Never hold a child while cooking. It only takes one splatter or one unexpected reach toward a burner to cause a serious injury. Place hot dishes and mugs well back from counter edges where small hands can reach. Use back burners with handles turned inward. For families with toddlers, stove guards (physical barriers that attach to the front of the cooktop) block access to burners and pots.

Avoid heating baby bottles or formula in the microwave. Microwaves heat unevenly and create hot spots in the liquid that aren’t obvious from the outside. Warm bottles by placing them in a bowl of warm water instead, and test the temperature on the inside of your wrist before feeding.

Safety Devices Worth Having

A few inexpensive tools meaningfully reduce your burn risk. Silicone oven mitts grip better when wet and resist heat more consistently than fabric mitts, which can transfer heat through thin spots or lose protection when damp. A fire extinguisher rated for kitchen use (Class K for grease, or a multipurpose Class B that also covers grease) should be mounted on a wall or stored in a cabinet near the stove, not directly behind it where a fire would block your access.
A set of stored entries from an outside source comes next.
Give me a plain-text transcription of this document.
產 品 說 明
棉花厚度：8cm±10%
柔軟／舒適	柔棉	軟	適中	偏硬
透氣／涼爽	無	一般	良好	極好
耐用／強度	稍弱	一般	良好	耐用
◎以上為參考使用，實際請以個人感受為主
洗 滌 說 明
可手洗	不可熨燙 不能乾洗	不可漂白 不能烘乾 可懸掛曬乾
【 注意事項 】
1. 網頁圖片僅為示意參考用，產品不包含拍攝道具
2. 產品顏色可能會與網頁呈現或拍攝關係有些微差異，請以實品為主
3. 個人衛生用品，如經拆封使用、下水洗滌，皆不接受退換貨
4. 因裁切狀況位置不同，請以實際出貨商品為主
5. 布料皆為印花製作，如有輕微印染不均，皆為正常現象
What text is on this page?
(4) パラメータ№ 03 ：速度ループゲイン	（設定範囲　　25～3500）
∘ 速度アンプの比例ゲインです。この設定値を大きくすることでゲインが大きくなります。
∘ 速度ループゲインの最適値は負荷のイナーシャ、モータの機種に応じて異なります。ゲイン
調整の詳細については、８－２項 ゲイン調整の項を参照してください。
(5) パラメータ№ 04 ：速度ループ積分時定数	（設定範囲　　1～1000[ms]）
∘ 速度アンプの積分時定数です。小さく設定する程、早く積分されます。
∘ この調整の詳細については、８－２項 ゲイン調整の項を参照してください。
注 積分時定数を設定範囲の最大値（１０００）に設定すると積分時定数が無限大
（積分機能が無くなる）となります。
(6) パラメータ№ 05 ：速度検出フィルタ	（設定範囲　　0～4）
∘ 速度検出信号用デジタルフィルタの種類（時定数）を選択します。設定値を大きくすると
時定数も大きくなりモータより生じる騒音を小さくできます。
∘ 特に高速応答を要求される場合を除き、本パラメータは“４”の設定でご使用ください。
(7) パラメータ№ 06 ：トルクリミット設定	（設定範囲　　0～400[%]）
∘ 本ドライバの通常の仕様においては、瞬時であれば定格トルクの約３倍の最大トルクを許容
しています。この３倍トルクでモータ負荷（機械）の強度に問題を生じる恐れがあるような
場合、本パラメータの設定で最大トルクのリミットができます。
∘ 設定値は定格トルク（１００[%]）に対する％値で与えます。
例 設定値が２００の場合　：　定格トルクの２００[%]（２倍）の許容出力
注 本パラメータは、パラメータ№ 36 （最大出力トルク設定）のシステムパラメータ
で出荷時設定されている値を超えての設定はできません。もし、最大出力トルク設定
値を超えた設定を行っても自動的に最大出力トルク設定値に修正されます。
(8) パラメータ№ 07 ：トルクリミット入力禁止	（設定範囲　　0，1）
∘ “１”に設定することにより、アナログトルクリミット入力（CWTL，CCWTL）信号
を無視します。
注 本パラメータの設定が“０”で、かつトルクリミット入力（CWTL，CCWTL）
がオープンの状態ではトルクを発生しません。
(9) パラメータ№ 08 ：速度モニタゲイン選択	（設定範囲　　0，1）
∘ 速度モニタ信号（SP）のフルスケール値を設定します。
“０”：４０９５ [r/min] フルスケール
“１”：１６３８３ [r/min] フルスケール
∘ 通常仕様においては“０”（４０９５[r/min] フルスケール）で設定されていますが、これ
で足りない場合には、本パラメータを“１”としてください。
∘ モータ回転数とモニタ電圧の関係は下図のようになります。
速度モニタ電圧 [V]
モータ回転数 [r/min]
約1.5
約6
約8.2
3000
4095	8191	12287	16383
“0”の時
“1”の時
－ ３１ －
For older adults or anyone with memory challenges, automatic stove shut-off devices use sensors to detect overheating and cut power to the range before a fire starts. These require no action from the user, making them practical for people who may forget a burner is on. Induction cooktops are another option worth considering: they heat cookware directly through magnetic fields, so the surface itself stays relatively cool and won’t ignite paper or fabric that touches it.

First Aid for Minor Burns

If you do get burned, hold the affected area under cool (not cold) running water for about 10 minutes. This is the single most effective immediate treatment for a minor burn. Don’t use ice, ice water, or cold water, which can damage tissue further. Don’t apply butter, toothpaste, or oil, all of which trap heat in the skin and increase the injury.

After cooling, cover the burn loosely with a clean, non-stick bandage. Small first-degree burns (red, painful, no blisters) typically heal on their own within a week or two. Burns that blister, cover an area larger than three inches, or affect the hands, face, or joints need professional medical attention.